Another shiver runs through my body like aftershocks of an earthquake. During the hours I was curled up on that floor, I imagined that the person lying near me was another woman, scared and alone. Unable to move or see or speak, like me. Only she was wounded. Badly wounded. Maybe beaten unconscious. She never made any sounds; her breathing never changed when I moaned and struggled to talk to her behind my gag. Until her breathing stopped, until it ceased to sweep through the quiet of the room. After that, the silence was deafening.
I lay on my side, my arm, shoulder, hip, and thigh having long since gone numb, and I cried. I cried for whoever had lain on the floor of the same room and passed away without a sound, without a loved one. Without a prayer of being discovered. Surely somewhere someone is mourning her loss, maybe even looking for her. Unless they know what she was mixed up in. And who she was mixed up with.
Then again, maybe it wasn’t even a woman. Maybe it’s best that I never know.
I’m not even aware of the tears coursing down my cheeks until the feel of Nash’s fingers brings me back to the present, back to the land of the living.
“I shouldn’t have asked.”
I smile a watery smile. “I guess we’re even, then.”
He gazes down into my eyes, neither of us saying a word, his fingers still pressed to my damp cheek. The sound of the piano fades into the background, as does the world and all the pain I’ve found in it so recently.

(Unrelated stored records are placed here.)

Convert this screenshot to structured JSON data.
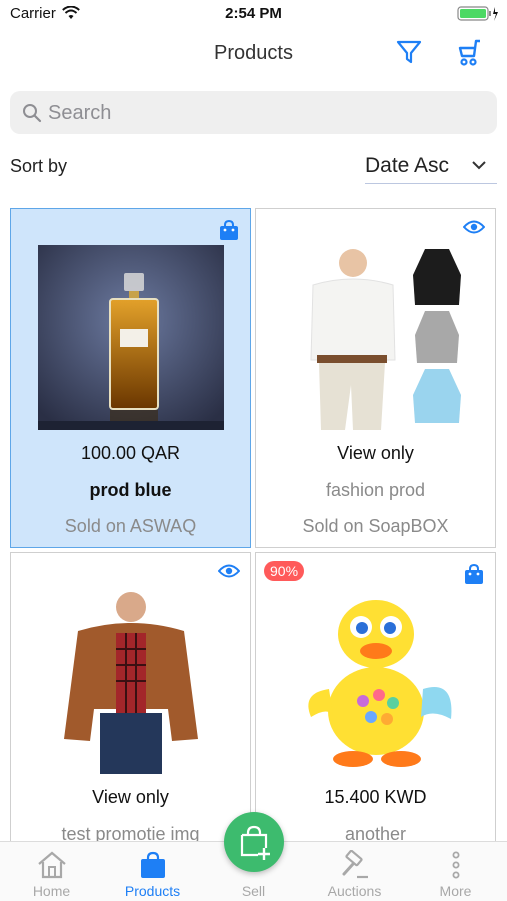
{
  "status_bar": {
    "carrier": "Carrier",
    "time": "2:54 PM"
  },
  "nav": {
    "title": "Products",
    "filter_icon": "filter-icon",
    "cart_icon": "cart-icon"
  },
  "search": {
    "placeholder": "Search"
  },
  "sort": {
    "label": "Sort by",
    "value": "Date Asc"
  },
  "products": [
    {
      "price": "100.00 QAR",
      "name": "prod blue",
      "source": "Sold on ASWAQ",
      "badge": "shopping-bag-icon",
      "image": "perfume-bottle",
      "selected": true
    },
    {
      "price": "View only",
      "name": "fashion prod",
      "source": "Sold on SoapBOX",
      "badge": "eye-icon",
      "image": "white-sweater-outfit"
    },
    {
      "price": "View only",
      "name": "test promotie img",
      "badge": "eye-icon",
      "image": "man-in-jacket"
    },
    {
      "price": "15.400 KWD",
      "name": "another",
      "discount": "90%",
      "badge": "shopping-bag-icon",
      "image": "toy-duck"
    }
  ],
  "tabs": [
    {
      "label": "Home",
      "icon": "home-icon"
    },
    {
      "label": "Products",
      "icon": "shopping-bag-icon",
      "active": true
    },
    {
      "label": "Sell",
      "icon": "add-to-bag-icon"
    },
    {
      "label": "Auctions",
      "icon": "gavel-icon"
    },
    {
      "label": "More",
      "icon": "more-vertical-icon"
    }
  ],
  "colors": {
    "accent": "#1e7ff5",
    "selected_card": "#cfe5fb",
    "sell_button": "#3dbb6e",
    "discount_badge": "#ff5a5a"
  }
}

Instantly, I’m absorbed, consumed. Just like I want to be. For whatever reason, when I’m with Nash, I’m free of my life and the worry of it. I’m free of the past and the terror of it. I’m free of everything but him. He’s overwhelming and I need to be overwhelmed. He’s uncontrollable and I need to be out of control. He’s the promise of something . . . else and I need something else.
“I think there are times in life when you need something to lose yourself in, something to take away the pain, take away the feeling of everything else. Something to numb it. Just for a while.” As quietly as the beat of my heart, Nash articulates exactly what I’ve been thinking and feeling. And then he makes me an offer I can’t refuse, one that I don’t even want to refuse. He leans in closer, his lips brushing the shell of my ear as he speaks. “I can be that for you. We can be that for each other.” Chills race down my arm.
Nash’s hand moves into the hair at the nape of my neck. He cups the back of my head and angles his face until he can draw the lobe of my ear into his mouth. I feel the brush of his hot tongue and my eyes drift closed. “I could make you forget everything else. I can make sure that you feel nothing but pleasure, that you can’t think past what I’m doing to your body, what I’m making you feel. With my hands,” he says, pulling his fingers from my hair and trailing them down my arm to my hip. “With my lips,” he continues, moving his mouth across my cheek. “With my tongue,” he whispers as he spreads wet heat across my bottom lip with the tip of the very tongue of which he speaks. “And I promise, you’ll love every second of it.” As if to punctuate his statement, he bites down ever so lightly, sinking his teeth into my flesh.